Designed by David McLeod Craik of Swan, Maclaren & Craik, Loke Villa was a large Arts and Crafts style six-bedroom residence. Designed in a V-shape or ‘butterfly’ plan, the villa incorporated many verandahs and cantilevered balconies with bamboo chicks tucked under the eaves. This helped reduce the glare from the sun, and provided privacy and cross-ventilation to the building.

The entrance portico on the landward side was flanked by buttresses on either end, with Tuscan columns supporting a heavy parapet, which doubles as the railing for the first floor terrace and is decorated with ball finials. The heavy effect of the portico is lightened by a Diocletian fanlight and clerestory of round and semicircular windows. This clerestory is echoed on the seaward elevation.

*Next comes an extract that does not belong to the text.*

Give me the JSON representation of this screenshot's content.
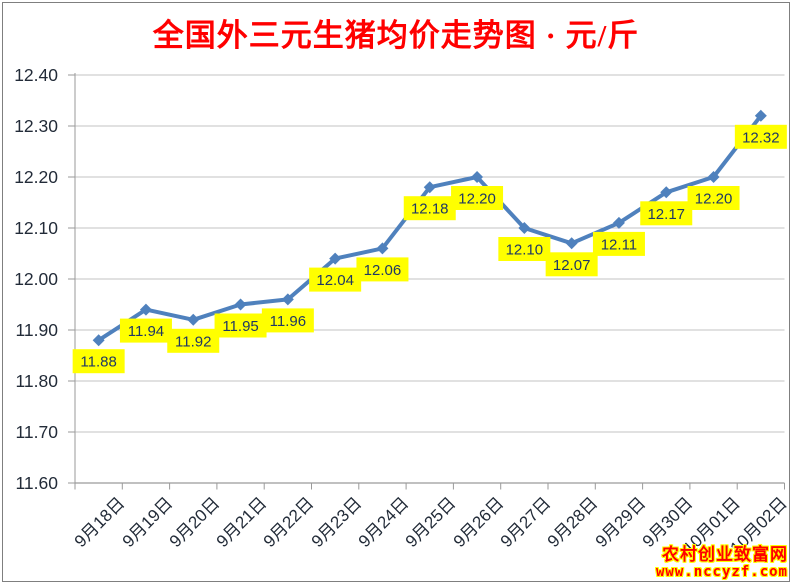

The villa is articulated in three sections, with long wings terminating in splayed buttresses canted from the central block on either side. The horizontal composition is punctuated by the rhythm of the ground floor pilasters. These are echoed by the wooden verandah posts above. The two storeys are unified by the scrolled corbels on which the verandahs are cantilevered. The villa is topped by steep pitched roofs and the architect's signature terracotta finials. The narrow transoms and muntins, as well as the half-timbered gables at the ends of the two side wings is of Early English Renaissance style.

Towards the seafront is an Italianate open terrace, articulated by three stone pavilions. The terrace is set on an arcadian balustrade wall, with steps leading to the lower compound, and from there to the beach. The villa also includes a garage in a mews building.

The house was finished with modern amenities and reputedly equipped with the first intercom telephone system among the Chinese houses in Penang.

== In popular culture ==
Loke Villa was featured in the film Road to Dawn, produced by Shenzhen Media Group. The film depicts the Chinese revolutionary Sun Yat-sen's activities while he was seeking refuge in Penang. In the film, Loke Villa became the venue of the birthday party for the fictional opium cartel boss Xu Boheng's wife.